El mapa de memoria es el indice de localidades que indican en que rangos de direccion se encuentra cada dispositivo y las funciones que contiene, por ejemplo en algunos PIC tienes la memoria de datos divididas en 4 paginas y cada pagina se subdivide en 2 secciones, la primera son registros de funcion especial, como los puertos, los convertidores AD, los timers, y sobretodo los registros que controlan el funcionamiento del micro, la segunda seccion es memoria RAM disponible para el usuario

Por ejemplo este es el mapa de memoria RAM de un PIC16F84.

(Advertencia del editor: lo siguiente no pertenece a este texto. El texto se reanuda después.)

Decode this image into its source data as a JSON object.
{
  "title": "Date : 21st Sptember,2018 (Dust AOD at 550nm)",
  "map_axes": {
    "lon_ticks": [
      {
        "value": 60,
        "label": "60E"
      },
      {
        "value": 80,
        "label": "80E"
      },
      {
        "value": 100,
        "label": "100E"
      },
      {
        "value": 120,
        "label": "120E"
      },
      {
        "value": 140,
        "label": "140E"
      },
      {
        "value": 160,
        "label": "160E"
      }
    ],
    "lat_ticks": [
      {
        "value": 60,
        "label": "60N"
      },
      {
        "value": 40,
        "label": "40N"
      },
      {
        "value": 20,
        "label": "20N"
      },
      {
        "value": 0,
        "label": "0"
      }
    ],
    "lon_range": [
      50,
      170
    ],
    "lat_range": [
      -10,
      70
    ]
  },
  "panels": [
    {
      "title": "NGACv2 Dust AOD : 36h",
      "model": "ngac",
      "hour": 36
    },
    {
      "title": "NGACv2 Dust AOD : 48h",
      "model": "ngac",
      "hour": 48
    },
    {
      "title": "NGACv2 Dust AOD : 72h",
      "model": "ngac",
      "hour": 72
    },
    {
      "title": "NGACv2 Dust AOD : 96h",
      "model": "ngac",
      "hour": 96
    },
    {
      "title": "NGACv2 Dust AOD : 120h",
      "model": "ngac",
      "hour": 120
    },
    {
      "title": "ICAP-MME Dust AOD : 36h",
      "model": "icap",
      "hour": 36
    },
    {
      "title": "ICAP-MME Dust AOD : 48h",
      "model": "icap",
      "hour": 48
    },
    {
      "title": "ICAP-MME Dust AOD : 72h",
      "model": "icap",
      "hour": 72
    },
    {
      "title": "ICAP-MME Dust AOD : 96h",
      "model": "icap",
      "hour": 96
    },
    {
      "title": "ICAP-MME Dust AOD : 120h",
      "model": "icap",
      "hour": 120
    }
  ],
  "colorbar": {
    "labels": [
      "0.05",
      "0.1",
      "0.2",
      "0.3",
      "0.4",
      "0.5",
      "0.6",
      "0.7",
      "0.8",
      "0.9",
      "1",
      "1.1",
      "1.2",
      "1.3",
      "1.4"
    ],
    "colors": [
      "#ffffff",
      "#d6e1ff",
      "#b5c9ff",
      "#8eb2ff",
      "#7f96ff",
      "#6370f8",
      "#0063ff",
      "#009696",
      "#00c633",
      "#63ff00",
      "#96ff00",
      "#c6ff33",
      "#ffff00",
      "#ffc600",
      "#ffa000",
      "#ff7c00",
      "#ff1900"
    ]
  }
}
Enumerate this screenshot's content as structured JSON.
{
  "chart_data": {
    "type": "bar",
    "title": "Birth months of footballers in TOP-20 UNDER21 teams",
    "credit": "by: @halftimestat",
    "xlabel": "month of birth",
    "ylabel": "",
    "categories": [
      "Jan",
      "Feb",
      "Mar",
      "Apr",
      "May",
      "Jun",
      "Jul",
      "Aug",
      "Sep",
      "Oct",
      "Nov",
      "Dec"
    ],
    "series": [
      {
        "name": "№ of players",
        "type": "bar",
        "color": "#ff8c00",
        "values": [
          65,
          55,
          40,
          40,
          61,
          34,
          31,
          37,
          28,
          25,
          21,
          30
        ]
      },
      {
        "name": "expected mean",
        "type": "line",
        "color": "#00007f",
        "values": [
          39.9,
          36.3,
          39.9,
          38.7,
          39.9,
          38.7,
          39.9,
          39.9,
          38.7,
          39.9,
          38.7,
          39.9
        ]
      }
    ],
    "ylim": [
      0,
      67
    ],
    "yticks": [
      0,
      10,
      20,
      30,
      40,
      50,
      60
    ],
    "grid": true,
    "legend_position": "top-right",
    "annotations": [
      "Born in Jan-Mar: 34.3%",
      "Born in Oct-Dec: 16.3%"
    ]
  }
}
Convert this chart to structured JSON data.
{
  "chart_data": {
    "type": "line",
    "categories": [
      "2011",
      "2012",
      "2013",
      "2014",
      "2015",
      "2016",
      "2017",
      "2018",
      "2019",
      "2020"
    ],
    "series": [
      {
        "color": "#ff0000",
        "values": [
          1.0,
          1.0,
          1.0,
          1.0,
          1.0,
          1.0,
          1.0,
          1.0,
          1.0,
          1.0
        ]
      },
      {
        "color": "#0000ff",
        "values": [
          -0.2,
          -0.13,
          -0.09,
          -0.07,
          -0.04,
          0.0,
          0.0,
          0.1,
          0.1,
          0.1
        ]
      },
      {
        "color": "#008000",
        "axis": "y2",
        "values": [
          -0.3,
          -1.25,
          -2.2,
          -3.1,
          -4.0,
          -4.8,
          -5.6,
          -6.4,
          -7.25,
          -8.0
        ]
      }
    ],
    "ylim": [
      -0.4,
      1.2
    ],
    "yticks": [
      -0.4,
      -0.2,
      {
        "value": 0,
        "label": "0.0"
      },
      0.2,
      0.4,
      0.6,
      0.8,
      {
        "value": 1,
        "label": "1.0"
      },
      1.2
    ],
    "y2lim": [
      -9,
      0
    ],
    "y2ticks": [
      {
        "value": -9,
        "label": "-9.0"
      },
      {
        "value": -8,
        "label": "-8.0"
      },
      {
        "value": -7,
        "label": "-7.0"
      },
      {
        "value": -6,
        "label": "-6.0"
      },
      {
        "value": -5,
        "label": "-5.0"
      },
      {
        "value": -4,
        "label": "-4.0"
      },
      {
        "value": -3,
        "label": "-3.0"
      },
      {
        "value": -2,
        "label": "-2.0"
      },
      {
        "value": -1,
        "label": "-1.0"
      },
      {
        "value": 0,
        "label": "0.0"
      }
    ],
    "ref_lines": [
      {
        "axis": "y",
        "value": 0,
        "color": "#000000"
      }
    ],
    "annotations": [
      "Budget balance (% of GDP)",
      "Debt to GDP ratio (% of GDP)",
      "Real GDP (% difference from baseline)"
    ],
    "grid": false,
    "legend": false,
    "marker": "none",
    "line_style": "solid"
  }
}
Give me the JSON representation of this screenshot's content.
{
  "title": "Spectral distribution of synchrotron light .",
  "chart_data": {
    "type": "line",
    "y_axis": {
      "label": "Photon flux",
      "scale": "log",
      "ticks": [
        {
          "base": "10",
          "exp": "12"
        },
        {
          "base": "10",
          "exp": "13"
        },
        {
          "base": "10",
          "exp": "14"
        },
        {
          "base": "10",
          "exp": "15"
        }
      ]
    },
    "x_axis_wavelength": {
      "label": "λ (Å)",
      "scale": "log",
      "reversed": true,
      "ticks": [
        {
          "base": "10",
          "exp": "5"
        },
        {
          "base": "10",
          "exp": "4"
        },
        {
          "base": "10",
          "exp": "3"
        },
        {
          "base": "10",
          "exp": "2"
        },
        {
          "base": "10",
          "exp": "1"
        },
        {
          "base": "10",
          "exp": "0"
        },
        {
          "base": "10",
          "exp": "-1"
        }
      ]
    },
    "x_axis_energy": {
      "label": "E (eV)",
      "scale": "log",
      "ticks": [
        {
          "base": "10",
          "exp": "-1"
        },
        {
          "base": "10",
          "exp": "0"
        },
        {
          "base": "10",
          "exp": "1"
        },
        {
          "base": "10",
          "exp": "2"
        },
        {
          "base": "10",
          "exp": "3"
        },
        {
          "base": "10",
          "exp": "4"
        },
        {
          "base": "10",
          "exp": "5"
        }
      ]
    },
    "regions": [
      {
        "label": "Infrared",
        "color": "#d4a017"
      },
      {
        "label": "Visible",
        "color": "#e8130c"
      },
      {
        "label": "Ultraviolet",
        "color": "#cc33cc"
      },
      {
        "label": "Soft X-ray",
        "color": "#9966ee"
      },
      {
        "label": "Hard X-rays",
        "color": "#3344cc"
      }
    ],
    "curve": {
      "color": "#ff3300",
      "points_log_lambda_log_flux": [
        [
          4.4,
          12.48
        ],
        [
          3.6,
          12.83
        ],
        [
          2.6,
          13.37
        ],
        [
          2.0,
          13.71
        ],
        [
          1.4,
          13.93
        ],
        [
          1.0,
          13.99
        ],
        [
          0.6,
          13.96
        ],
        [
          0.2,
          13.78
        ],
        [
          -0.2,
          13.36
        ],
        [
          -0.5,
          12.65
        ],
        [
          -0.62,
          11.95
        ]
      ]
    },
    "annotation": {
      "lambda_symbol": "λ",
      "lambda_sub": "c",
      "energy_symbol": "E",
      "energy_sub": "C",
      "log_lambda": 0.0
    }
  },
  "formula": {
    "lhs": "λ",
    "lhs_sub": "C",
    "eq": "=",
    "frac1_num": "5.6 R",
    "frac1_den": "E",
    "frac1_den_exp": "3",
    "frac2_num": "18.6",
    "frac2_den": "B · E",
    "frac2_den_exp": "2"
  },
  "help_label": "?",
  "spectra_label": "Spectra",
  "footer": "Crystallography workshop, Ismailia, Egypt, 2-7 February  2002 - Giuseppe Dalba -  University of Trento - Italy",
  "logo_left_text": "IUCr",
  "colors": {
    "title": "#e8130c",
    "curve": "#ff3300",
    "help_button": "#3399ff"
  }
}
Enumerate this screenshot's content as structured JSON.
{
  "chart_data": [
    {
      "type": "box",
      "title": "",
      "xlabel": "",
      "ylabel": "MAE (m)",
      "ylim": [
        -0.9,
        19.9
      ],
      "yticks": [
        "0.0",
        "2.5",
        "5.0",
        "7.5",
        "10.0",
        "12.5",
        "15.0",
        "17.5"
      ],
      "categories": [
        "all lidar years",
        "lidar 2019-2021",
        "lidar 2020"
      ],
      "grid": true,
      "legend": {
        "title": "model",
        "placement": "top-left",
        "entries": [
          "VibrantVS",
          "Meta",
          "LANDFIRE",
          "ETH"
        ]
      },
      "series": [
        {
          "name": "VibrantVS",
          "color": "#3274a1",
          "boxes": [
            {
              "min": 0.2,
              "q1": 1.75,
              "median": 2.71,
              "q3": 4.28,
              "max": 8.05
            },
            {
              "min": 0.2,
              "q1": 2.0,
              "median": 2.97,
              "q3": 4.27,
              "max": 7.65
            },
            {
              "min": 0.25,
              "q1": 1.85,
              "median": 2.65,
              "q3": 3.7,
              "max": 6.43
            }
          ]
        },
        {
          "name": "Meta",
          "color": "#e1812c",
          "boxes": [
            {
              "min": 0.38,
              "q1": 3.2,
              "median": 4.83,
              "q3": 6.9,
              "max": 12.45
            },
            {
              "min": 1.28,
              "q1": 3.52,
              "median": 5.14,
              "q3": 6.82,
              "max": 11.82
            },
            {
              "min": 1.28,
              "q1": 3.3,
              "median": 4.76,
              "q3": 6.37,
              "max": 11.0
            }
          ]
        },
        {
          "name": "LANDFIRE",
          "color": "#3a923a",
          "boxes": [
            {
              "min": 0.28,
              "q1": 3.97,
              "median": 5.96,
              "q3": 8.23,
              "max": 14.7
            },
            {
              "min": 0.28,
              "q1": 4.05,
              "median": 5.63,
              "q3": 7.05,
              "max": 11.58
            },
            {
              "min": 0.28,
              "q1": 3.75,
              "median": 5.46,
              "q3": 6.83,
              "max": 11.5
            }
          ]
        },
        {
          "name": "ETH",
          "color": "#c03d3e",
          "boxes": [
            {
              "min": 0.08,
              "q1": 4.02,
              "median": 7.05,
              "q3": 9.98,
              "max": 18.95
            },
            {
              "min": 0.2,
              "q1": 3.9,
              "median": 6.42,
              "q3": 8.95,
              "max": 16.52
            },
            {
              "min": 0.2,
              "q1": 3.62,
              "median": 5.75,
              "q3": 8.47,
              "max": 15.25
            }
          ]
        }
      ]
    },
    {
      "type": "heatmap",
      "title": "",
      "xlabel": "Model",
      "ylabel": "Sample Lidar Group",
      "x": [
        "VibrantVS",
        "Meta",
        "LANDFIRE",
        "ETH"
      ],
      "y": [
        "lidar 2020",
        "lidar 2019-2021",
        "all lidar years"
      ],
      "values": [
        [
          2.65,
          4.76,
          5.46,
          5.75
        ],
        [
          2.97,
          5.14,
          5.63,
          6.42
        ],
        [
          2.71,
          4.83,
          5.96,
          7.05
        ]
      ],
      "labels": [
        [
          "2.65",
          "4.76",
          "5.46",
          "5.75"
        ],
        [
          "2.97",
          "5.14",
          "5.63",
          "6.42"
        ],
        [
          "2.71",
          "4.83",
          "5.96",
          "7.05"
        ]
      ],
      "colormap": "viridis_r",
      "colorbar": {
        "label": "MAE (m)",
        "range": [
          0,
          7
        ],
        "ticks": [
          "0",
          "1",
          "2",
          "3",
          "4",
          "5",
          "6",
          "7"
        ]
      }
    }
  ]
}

Y este es el mapa de memoria ROM del mismo micro:






Puedes ver una descripcion mas detallada aqui:

http://usuarios.lycos.es/sfriswolker/pic/cinco/cincouno.htm


----------



## Imrithdil (Jun 5, 2009)

rescatando un poco el tema....

Tengo que hacer un mapa de memoria de un sistema digital, compuesto por RAM, ROM, unos periféricos, unos interruptores y unos leds. En el mapa de memoria he de incluir todos los elementos? o únicamente la memoria?

Un saludo


----------



## Chico3001 (Jun 5, 2009)

Si los interruptores y los leds van directamente conectados al bus de datos de tu sistema, los debes incluir por que el micro los accesa usando una direccion especifica, si van por medio de un controlador de perifericos usualmente no los incluyes en el mapa general, colocas un rango de direcciones para indicar que en esa zona hay perifericos y despues colocas un submapa donde haces el detalle que que cosa hay en las direcciones manejadas por el periferico

Todo esto es a gusto personal, en realidad no existe un modo correcto o incorrecto de hacer un mapa de memoria


----------